Precari che vogliono restare precari

""Domattina, 17 Dicembre 2007, di buon ora settanta precari che vogliono rimanere precari, si presenteranno (hanno ricevuto un Telegramma di cortesia) al Management Atesia..."
di Letizia Tassinari - mercoledì 19 dicembre 2007 - 2802 letture

Atesia: la Casa delle Libertà

"Domattina, 17 Dicembre 2007, di buon ora settanta precari che vogliono rimanere precari, si presenteranno (hanno ricevuto un Telegramma di cortesia) al Management Atesia presso la sede dell’Unione Industriali di Roma, zona “La Rustica”, per sottoscrivere, ciascuno, un verbale di conciliazione dove dichiarano il falso: e cioè di aver lavorato per anni in completa autonomia, tipo Giancarlo Cimoli. A questi precari non piaceva il fatto di dover essere stabilizzati a 550euro al mese, come dare loro torto, ed hanno chiesto all’azienda se potevano rimanere precari.

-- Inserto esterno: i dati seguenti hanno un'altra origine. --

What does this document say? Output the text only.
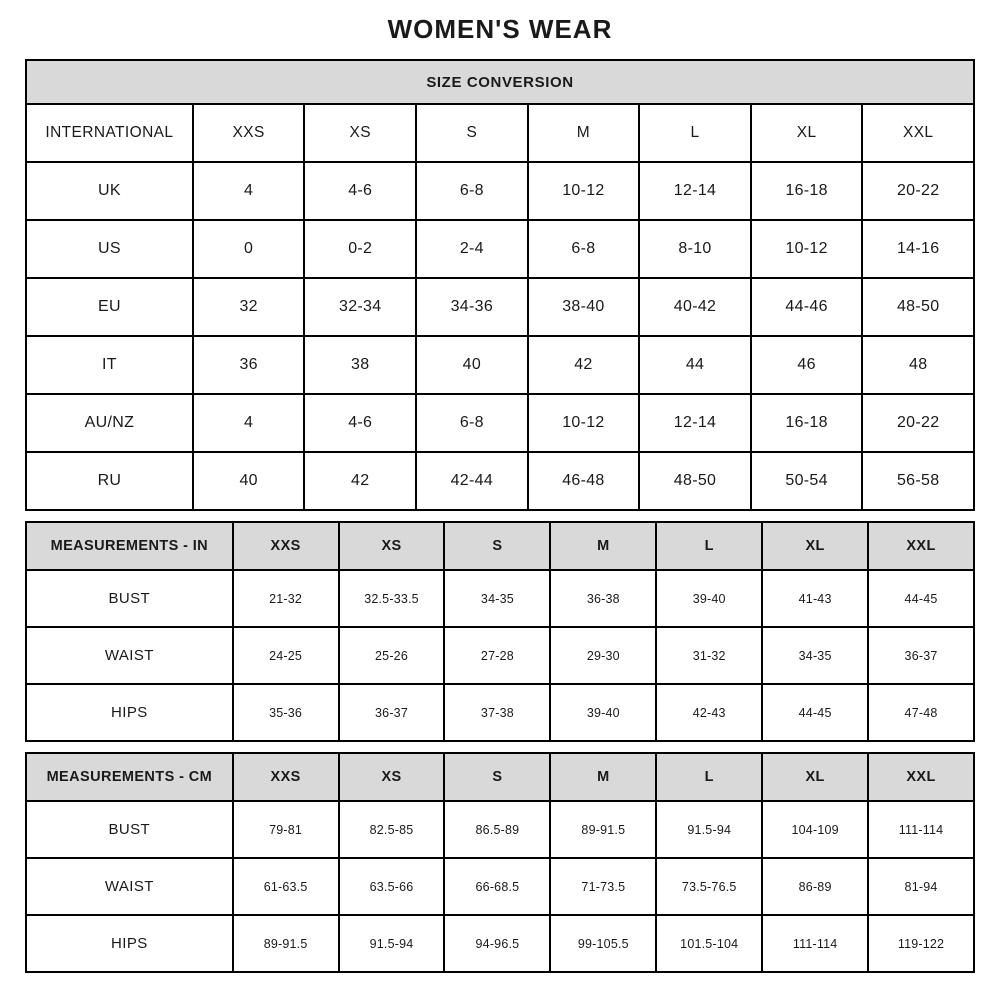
WOMEN'S WEAR
SIZE CONVERSION							
INTERNATIONAL	XXS	XS	S	M	L	XL	XXL
UK	4	4-6	6-8	10-12	12-14	16-18	20-22
US	0	0-2	2-4	6-8	8-10	10-12	14-16
EU	32	32-34	34-36	38-40	40-42	44-46	48-50
IT	36	38	40	42	44	46	48
AU/NZ	4	4-6	6-8	10-12	12-14	16-18	20-22
RU	40	42	42-44	46-48	48-50	50-54	56-58
MEASUREMENTS - IN	XXS	XS	S	M	L	XL	XXL
BUST	21-32	32.5-33.5	34-35	36-38	39-40	41-43	44-45
WAIST	24-25	25-26	27-28	29-30	31-32	34-35	36-37
HIPS	35-36	36-37	37-38	39-40	42-43	44-45	47-48
MEASUREMENTS - CM	XXS	XS	S	M	L	XL	XXL
BUST	79-81	82.5-85	86.5-89	89-91.5	91.5-94	104-109	111-114
WAIST	61-63.5	63.5-66	66-68.5	71-73.5	73.5-76.5	86-89	81-94
HIPS	89-91.5	91.5-94	94-96.5	99-105.5	101.5-104	111-114	119-122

L’azienda, cogliendo la palla al balzo, ha risposto loro che non v’era alcun problema se firmavano la transazione. Una tale manovra appare chiaramente un’ennesima truffa della premiata ditta Tripi. Truffa, stavolta, senza nemmeno la perentoria copertura del servo Damiano, quella della norma condonante inserita nottetempo in Finanziaria 2007, in quanto non vi sarà alcuna contropartita: chi era precario, infatti, continuerà ad esserlo, mentre il padrone estingue per il passato le proprie pendente civili e penali nei confronti della Giustizia.

Perfino i porcellini della Cgil, gli stessi che l’anno passato, di questi tempi, accettarono di avvallare la servile operazione “liberatoria versus tempo indeterminato part-time” elaborata dai due villani Rutelli-Damiano e leccaculante Alberto&Marco Tripi, si sono rifiutati di apporre la loro firma ad un illecito penale. Ma l’ostacolo è stato ben presto superato: si è trovato, anche questa volta un sindacato accondiscendente.

Appuntamento a Domani per sapere di quale sigla si tratta: sarà uno spasso saperlo, stay with us! Morale della storia. Come abbiamo imparato, Atesia è la legge e nulla (come viene impartito nelle Università delle sciocchezze formali) è sopra la legge: ne sia ulteriore testimonianza il fatto che, sebbene vigente la Circolare Damiano che impedisce ai LAP di svolgere mansioni sull’Inbound, è regola vedere lavorare fianco a fianco, alle postazioni TIM119, neostabilizzati e precari. In Italia, non esistono Governi e nemmeno la Legge. Esistono i Padroni che eleggono i Governi e fanno le Leggi."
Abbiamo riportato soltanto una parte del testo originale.